Dole, for instance, pointed to a few rehabilitation facilities as part of a small pool of operators who “don’t want to deal with implementing PDPM. But I can only think of one that specifically referenced PDPM as a driver in their decision to sell.”

Like Lamb before him, Dole referred to PDPM as potentially the “final straw” for mostly smaller owners feeling beaten down by dealing with increasing labor costs, declining average lengths of stay, and slower and lower reimbursement for years.

Four additional reasons that could motivate sales in the skilled nursing sectors, according to Dole, include:

  • Increased dependence on statistical measures of clinical operations, which determine the facilities’ success with referral sources
  • Difficulty in balancing Medicare & Medicaid reimbursements with payroll in a timely manner, given the diversity of payers and payer systems
  • The complex nature of maintaining consistent occupancy with a quality mixture of patients
  • Obstacles in managing and supporting staff, including overtime wages and high turnover

“Without some scale, all four are hard to achieve,” Dole said.

Alley also has not seen an increase in SNF sales based on the new PDPM model.

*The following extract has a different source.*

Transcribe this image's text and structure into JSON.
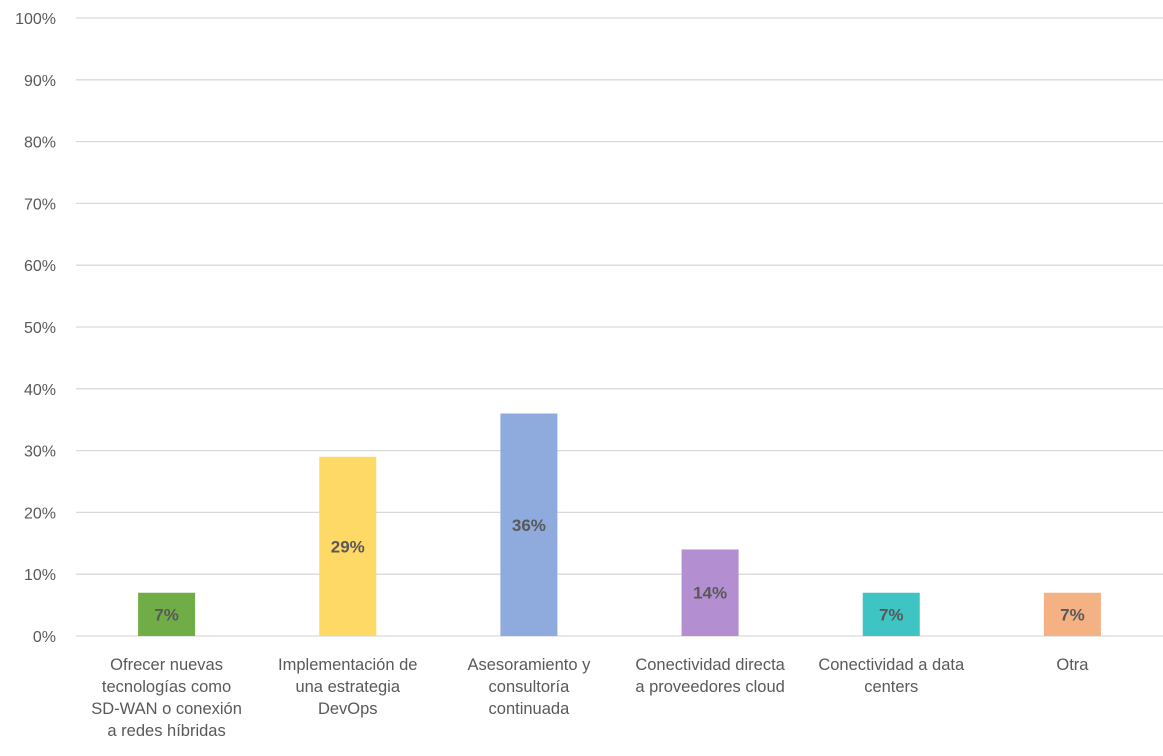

“With most major reimbursement changes, the increase in independent or mom-and-pop owners interested in selling happens over time as these groups begin to understand the difficulty and cost in adjusting their systems to take advantage of these changes,” Alley said, adding that the mid-sized and larger operators are more able to take advantage of changes to reimbursement.

SLIB expects an increased volume of sales starting in 2020, when there’s been more time to evaluate how PDPM is affecting financial stability in particular SNFs. Some groups may choose to sell right away, whereas others “may want to hang on for a longer period of time,” he said.